Being blind to change blindness

As we said before, our day-to-day lives are governed by change. However, instead of being modest and realizing that we completely miss many of these changes, we’re wholly convinced that we’re capable of catching very small and gradual changes. That’s why experts often say that we’re blind to change blindness.

Not being able to recognize your own limitations is a limitation in and of itself. 

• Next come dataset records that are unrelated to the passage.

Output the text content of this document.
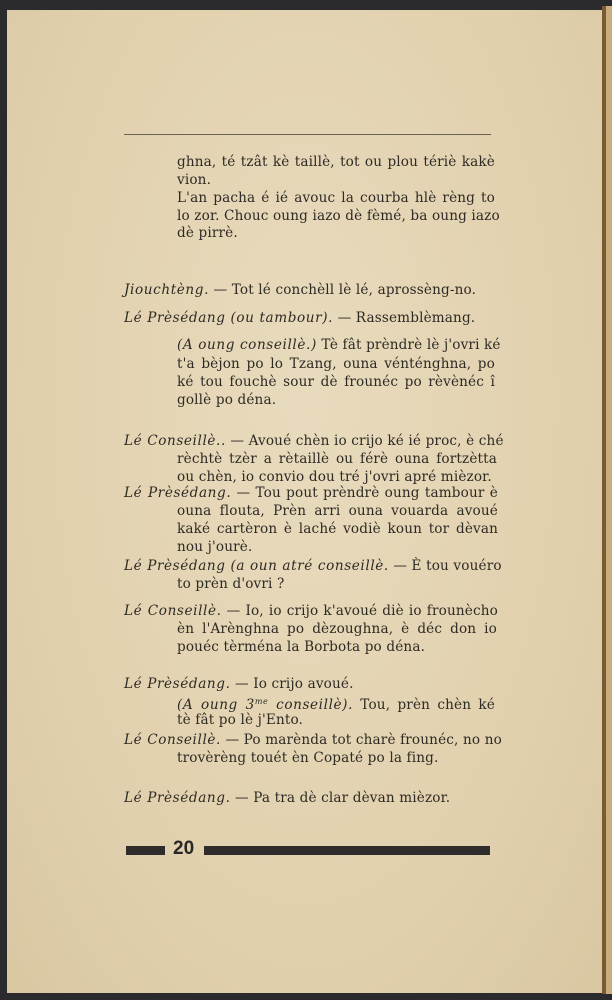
ghna, té tzât kè taillè, tot ou plou tériè kakè
vion.
L'an pacha é ié avouc la courba hlè rèng to
lo zor. Chouc oung iazo dè fèmé, ba oung iazo
dè pirrè.
Jiouchtèng. — Tot lé conchèll lè lé, aprossèng-no.
Lé Prèsédang (ou tambour). — Rassemblèmang.
(A oung conseillè.) Tè fât prèndrè lè j'ovri ké
t'a bèjon po lo Tzang, ouna vénténghna, po
ké tou fouchè sour dè frounéc po rèvènéc î
gollè po déna.
Lé Conseillè.. — Avoué chèn io crijo ké ié proc, è ché
rèchtè tzèr a rètaillè ou férè ouna fortzètta
ou chèn, io convio dou tré j'ovri apré mièzor.
Lé Prèsédang. — Tou pout prèndrè oung tambour è
ouna flouta, Prèn arri ouna vouarda avoué
kaké cartèron è laché vodiè koun tor dèvan
nou j'ourè.
Lé Prèsédang (a oun atré conseillè. — È tou vouéro
to prèn d'ovri ?
Lé Conseillè. — Io, io crijo k'avoué diè io frounècho
èn l'Arènghna po dèzoughna, è déc don io
pouéc tèrména la Borbota po déna.
Lé Prèsédang. — Io crijo avoué.
(A oung $3^{me}$ conseillè). Tou, prèn chèn ké
tè fât po lè j'Ento.
Lé Conseillè. — Po marènda tot charè frounéc, no no
trovèrèng touét èn Copaté po la fing.
Lé Prèsédang. — Pa tra dè clar dèvan mièzor.
20
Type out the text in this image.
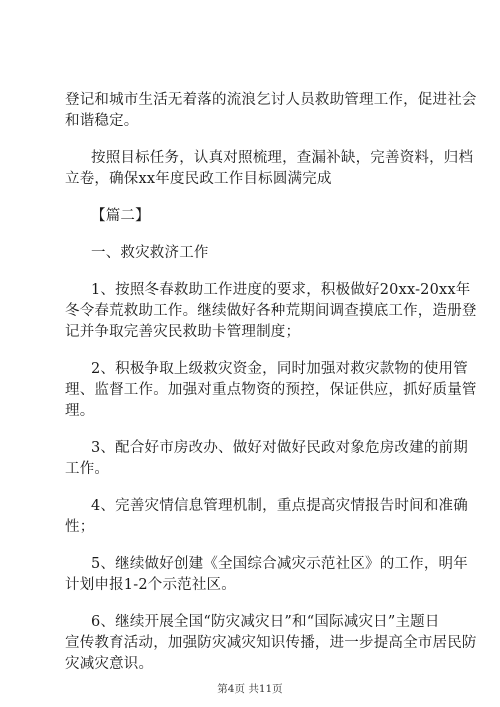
登记和城市生活无着落的流浪乞讨人员救助管理工作，促进社会
和谐稳定。
按照目标任务，认真对照梳理，查漏补缺，完善资料，归档
立卷，确保xx年度民政工作目标圆满完成
【篇二】
一、救灾救济工作
1、按照冬春救助工作进度的要求，积极做好20xx-20xx年
冬令春荒救助工作。继续做好各种荒期间调查摸底工作，造册登
记并争取完善灾民救助卡管理制度；
2、积极争取上级救灾资金，同时加强对救灾款物的使用管
理、监督工作。加强对重点物资的预控，保证供应，抓好质量管
理。
3、配合好市房改办、做好对做好民政对象危房改建的前期
工作。
4、完善灾情信息管理机制，重点提高灾情报告时间和准确
性；
5、继续做好创建《全国综合减灾示范社区》的工作，明年
计划申报1-2个示范社区。
6、继续开展全国“防灾减灾日”和“国际减灾日”主题日
宣传教育活动，加强防灾减灾知识传播，进一步提高全市居民防
灾减灾意识。
第4页 共11页
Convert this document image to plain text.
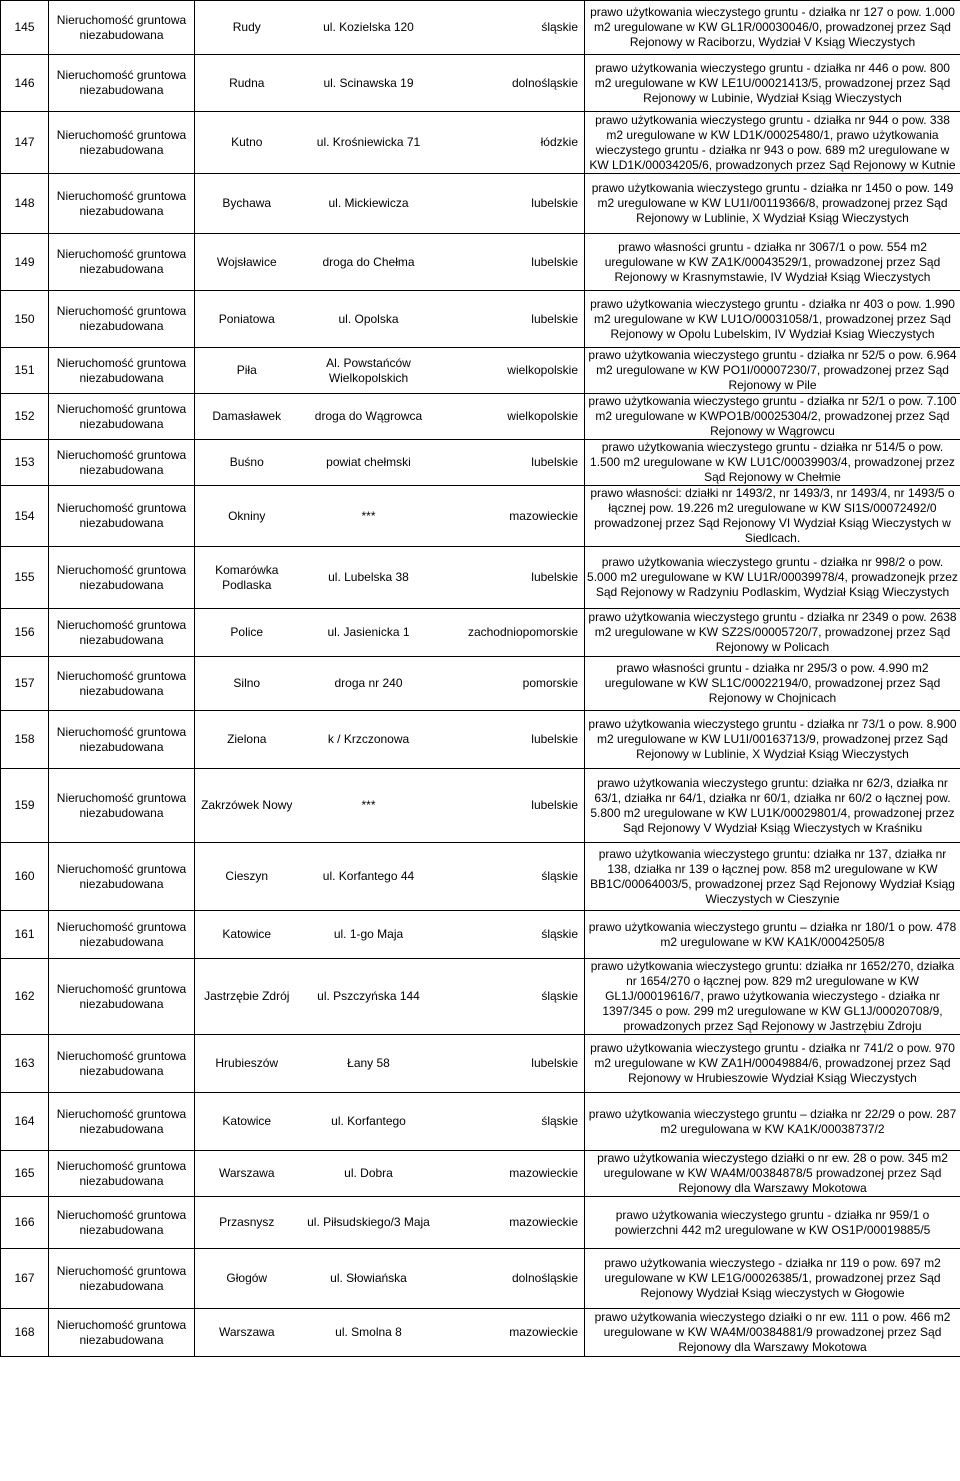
145	Nieruchomość gruntowa niezabudowana	Rudy	ul. Kozielska 120	śląskie	prawo użytkowania wieczystego gruntu - działka nr 127 o pow. 1.000 m2 uregulowane w KW GL1R/00030046/0, prowadzonej przez Sąd Rejonowy w Raciborzu, Wydział V Ksiąg Wieczystych
146	Nieruchomość gruntowa niezabudowana	Rudna	ul. Scinawska 19	dolnośląskie	prawo użytkowania wieczystego gruntu - działka nr 446 o pow. 800 m2 uregulowane w KW LE1U/00021413/5, prowadzonej przez Sąd Rejonowy w Lubinie, Wydział Ksiąg Wieczystych
147	Nieruchomość gruntowa niezabudowana	Kutno	ul. Krośniewicka 71	łódzkie	prawo użytkowania wieczystego gruntu - działka nr 944 o pow. 338 m2 uregulowane w KW LD1K/00025480/1, prawo użytkowania wieczystego gruntu - działka nr 943 o pow. 689 m2 uregulowane w KW LD1K/00034205/6, prowadzonych przez Sąd Rejonowy w Kutnie
148	Nieruchomość gruntowa niezabudowana	Bychawa	ul. Mickiewicza	lubelskie	prawo użytkowania wieczystego gruntu - działka nr 1450 o pow. 149 m2 uregulowane w KW LU1I/00119366/8, prowadzonej przez Sąd Rejonowy w Lublinie, X Wydział Ksiąg Wieczystych
149	Nieruchomość gruntowa niezabudowana	Wojsławice	droga do Chełma	lubelskie	prawo własności gruntu - działka nr 3067/1 o pow. 554 m2 uregulowane w KW ZA1K/00043529/1, prowadzonej przez Sąd Rejonowy w Krasnymstawie, IV Wydział Ksiąg Wieczystych
150	Nieruchomość gruntowa niezabudowana	Poniatowa	ul. Opolska	lubelskie	prawo użytkowania wieczystego gruntu - działka nr 403 o pow. 1.990 m2 uregulowane w KW LU1O/00031058/1, prowadzonej przez Sąd Rejonowy w Opolu Lubelskim, IV Wydział Ksiag Wieczystych
151	Nieruchomość gruntowa niezabudowana	Piła	Al. Powstańców Wielkopolskich	wielkopolskie	prawo użytkowania wieczystego gruntu - działka nr 52/5 o pow. 6.964 m2 uregulowane w KW PO1I/00007230/7, prowadzonej przez Sąd Rejonowy w Pile
152	Nieruchomość gruntowa niezabudowana	Damasławek	droga do Wągrowca	wielkopolskie	prawo użytkowania wieczystego gruntu - działka nr 52/1 o pow. 7.100 m2 uregulowane w KWPO1B/00025304/2, prowadzonej przez Sąd Rejonowy w Wągrowcu
153	Nieruchomość gruntowa niezabudowana	Buśno	powiat chełmski	lubelskie	prawo użytkowania wieczystego gruntu - działka nr 514/5 o pow. 1.500 m2 uregulowane w KW LU1C/00039903/4, prowadzonej przez Sąd Rejonowy w Chełmie
154	Nieruchomość gruntowa niezabudowana	Okniny	***	mazowieckie	prawo własności: działki nr 1493/2, nr 1493/3, nr 1493/4, nr 1493/5 o łącznej pow. 19.226 m2 uregulowane w KW SI1S/00072492/0 prowadzonej przez Sąd Rejonowy VI Wydział Ksiąg Wieczystych w Siedlcach.
155	Nieruchomość gruntowa niezabudowana	Komarówka Podlaska	ul. Lubelska 38	lubelskie	prawo użytkowania wieczystego gruntu - działka nr 998/2 o pow. 5.000 m2 uregulowane w KW LU1R/00039978/4, prowadzonejk przez Sąd Rejonowy w Radzyniu Podlaskim, Wydział Ksiąg Wieczystych
156	Nieruchomość gruntowa niezabudowana	Police	ul. Jasienicka 1	zachodniopomorskie	prawo użytkowania wieczystego gruntu - działka nr 2349 o pow. 2638 m2 uregulowane w KW SZ2S/00005720/7, prowadzonej przez Sąd Rejonowy w Policach
157	Nieruchomość gruntowa niezabudowana	Silno	droga nr 240	pomorskie	prawo własności gruntu - działka nr 295/3 o pow. 4.990 m2 uregulowane w KW SL1C/00022194/0, prowadzonej przez Sąd Rejonowy w Chojnicach
158	Nieruchomość gruntowa niezabudowana	Zielona	k / Krzczonowa	lubelskie	prawo użytkowania wieczystego gruntu - działka nr 73/1 o pow. 8.900 m2 uregulowane w KW LU1I/00163713/9, prowadzonej przez Sąd Rejonowy w Lublinie, X Wydział Ksiąg Wieczystych
159	Nieruchomość gruntowa niezabudowana	Zakrzówek Nowy	***	lubelskie	prawo użytkowania wieczystego gruntu: działka nr 62/3, działka nr 63/1, działka nr 64/1, działka nr 60/1, działka nr 60/2 o łącznej pow. 5.800 m2 uregulowane w KW LU1K/00029801/4, prowadzonej przez Sąd Rejonowy V Wydział Ksiąg Wieczystych w Kraśniku
160	Nieruchomość gruntowa niezabudowana	Cieszyn	ul. Korfantego 44	śląskie	prawo użytkowania wieczystego gruntu: działka nr 137, działka nr 138, działka nr 139 o łącznej pow. 858 m2 uregulowane w KW BB1C/00064003/5, prowadzonej przez Sąd Rejonowy Wydział Ksiąg Wieczystych w Cieszynie
161	Nieruchomość gruntowa niezabudowana	Katowice	ul. 1-go Maja	śląskie	prawo użytkowania wieczystego gruntu – działka nr 180/1 o pow. 478 m2 uregulowane w KW KA1K/00042505/8
162	Nieruchomość gruntowa niezabudowana	Jastrzębie Zdrój	ul. Pszczyńska 144	śląskie	prawo użytkowania wieczystego gruntu: działka nr 1652/270, działka nr 1654/270 o łącznej pow. 829 m2 uregulowane w KW GL1J/00019616/7, prawo użytkowania wieczystego - działka nr 1397/345 o pow. 299 m2 uregulowane w KW GL1J/00020708/9, prowadzonych przez Sąd Rejonowy w Jastrzębiu Zdroju
163	Nieruchomość gruntowa niezabudowana	Hrubieszów	Łany 58	lubelskie	prawo użytkowania wieczystego gruntu - działka nr 741/2 o pow. 970 m2 uregulowane w KW ZA1H/00049884/6, prowadzonej przez Sąd Rejonowy w Hrubieszowie Wydział Ksiąg Wieczystych
164	Nieruchomość gruntowa niezabudowana	Katowice	ul. Korfantego	śląskie	prawo użytkowania wieczystego gruntu – działka nr 22/29 o pow. 287 m2 uregulowana w KW KA1K/00038737/2
165	Nieruchomość gruntowa niezabudowana	Warszawa	ul. Dobra	mazowieckie	prawo użytkowania wieczystego działki o nr ew. 28 o pow. 345 m2 uregulowane w KW WA4M/00384878/5 prowadzonej przez Sąd Rejonowy dla Warszawy Mokotowa
166	Nieruchomość gruntowa niezabudowana	Przasnysz	ul. Piłsudskiego/3 Maja	mazowieckie	prawo użytkowania wieczystego gruntu - działka nr 959/1 o powierzchni 442 m2 uregulowane w KW OS1P/00019885/5
167	Nieruchomość gruntowa niezabudowana	Głogów	ul. Słowiańska	dolnośląskie	prawo użytkowania wieczystego - działka nr 119 o pow. 697 m2 uregulowane w KW LE1G/00026385/1, prowadzonej przez Sąd Rejonowy Wydział Ksiąg wieczystych w Głogowie
168	Nieruchomość gruntowa niezabudowana	Warszawa	ul. Smolna 8	mazowieckie	prawo użytkowania wieczystego działki o nr ew. 111 o pow. 466 m2 uregulowane w KW WA4M/00384881/9 prowadzonej przez Sąd Rejonowy dla Warszawy Mokotowa
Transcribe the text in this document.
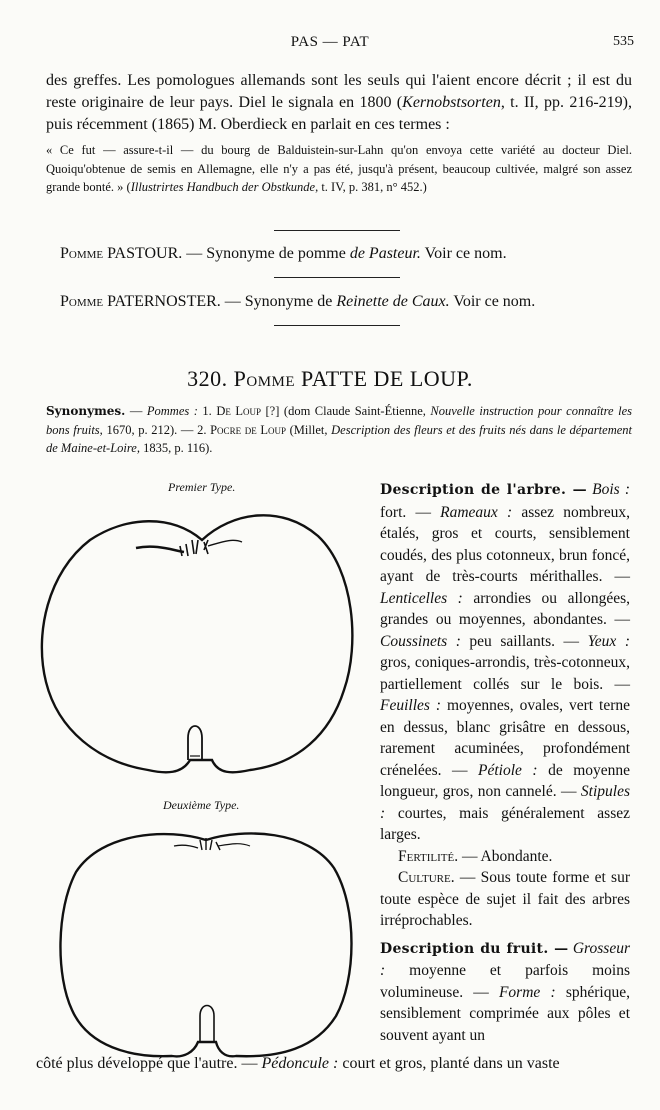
PAS — PAT	535
des greffes. Les pomologues allemands sont les seuls qui l'aient encore décrit ; il est du reste originaire de leur pays. Diel le signala en 1800 (Kernobstsorten, t. II, pp. 216-219), puis récemment (1865) M. Oberdieck en parlait en ces termes :
« Ce fut — assure-t-il — du bourg de Balduistein-sur-Lahn qu'on envoya cette variété au docteur Diel. Quoiqu'obtenue de semis en Allemagne, elle n'y a pas été, jusqu'à présent, beaucoup cultivée, malgré son assez grande bonté. » (Illustrirtes Handbuch der Obstkunde, t. IV, p. 381, n° 452.)
Pomme PASTOUR. — Synonyme de pomme de Pasteur. Voir ce nom.
Pomme PATERNOSTER. — Synonyme de Reinette de Caux. Voir ce nom.
320. Pomme PATTE DE LOUP.
Synonymes. — Pommes : 1. De Loup [?] (dom Claude Saint-Étienne, Nouvelle instruction pour connaître les bons fruits, 1670, p. 212). — 2. Pocre de Loup (Millet, Description des fleurs et des fruits nés dans le département de Maine-et-Loire, 1835, p. 116).
Premier Type.
Deuxième Type.

Description de l'arbre. — Bois : fort. — Rameaux : assez nombreux, étalés, gros et courts, sensiblement coudés, des plus cotonneux, brun foncé, ayant de très-courts mérithalles. — Lenticelles : arrondies ou allongées, grandes ou moyennes, abondantes. — Coussinets : peu saillants. — Yeux : gros, coniques-arrondis, très-cotonneux, partiellement collés sur le bois. — Feuilles : moyennes, ovales, vert terne en dessus, blanc grisâtre en dessous, rarement acuminées, profondément crénelées. — Pétiole : de moyenne longueur, gros, non cannelé. — Stipules : courtes, mais généralement assez larges.

Fertilité. — Abondante.

Culture. — Sous toute forme et sur toute espèce de sujet il fait des arbres irréprochables.

Description du fruit. — Grosseur : moyenne et parfois moins volumineuse. — Forme : sphérique, sensiblement comprimée aux pôles et souvent ayant un

côté plus développé que l'autre. — Pédoncule : court et gros, planté dans un vaste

Here’s an example that is quite common and illustrates this point perfectly. You can take the same route to work for years and not appreciate the small changes that happen from one day to the next. You don’t notice that they painted a fence another color, that a traffic sign is gone, that a store closed… Then, you’re on your regular route one day and suddenly think “How long has it been like this?” Has that ever happened to you?

The same thing that happens in your surroundings happens to you as well. You look at yourself every day in the mirror and you don’t appreciate the evolution and the changes that age brings to your face and body. But what would happen if you didn’t see yourself for two months? It’s just like when you haven’t seen a friend for a while. You notice all the small changes that have taken place. You notice weight loss, wrinkles, scars… If, on the other hand, you see the person every day, these signs that mark the passage of time wouldn’t be so noticeable.

Our brains are still a little-known universe. Perceptive phenomena in the fields of neuroscience and cognitive psychology (like change blindness) demonstrate the complexity of this important organ.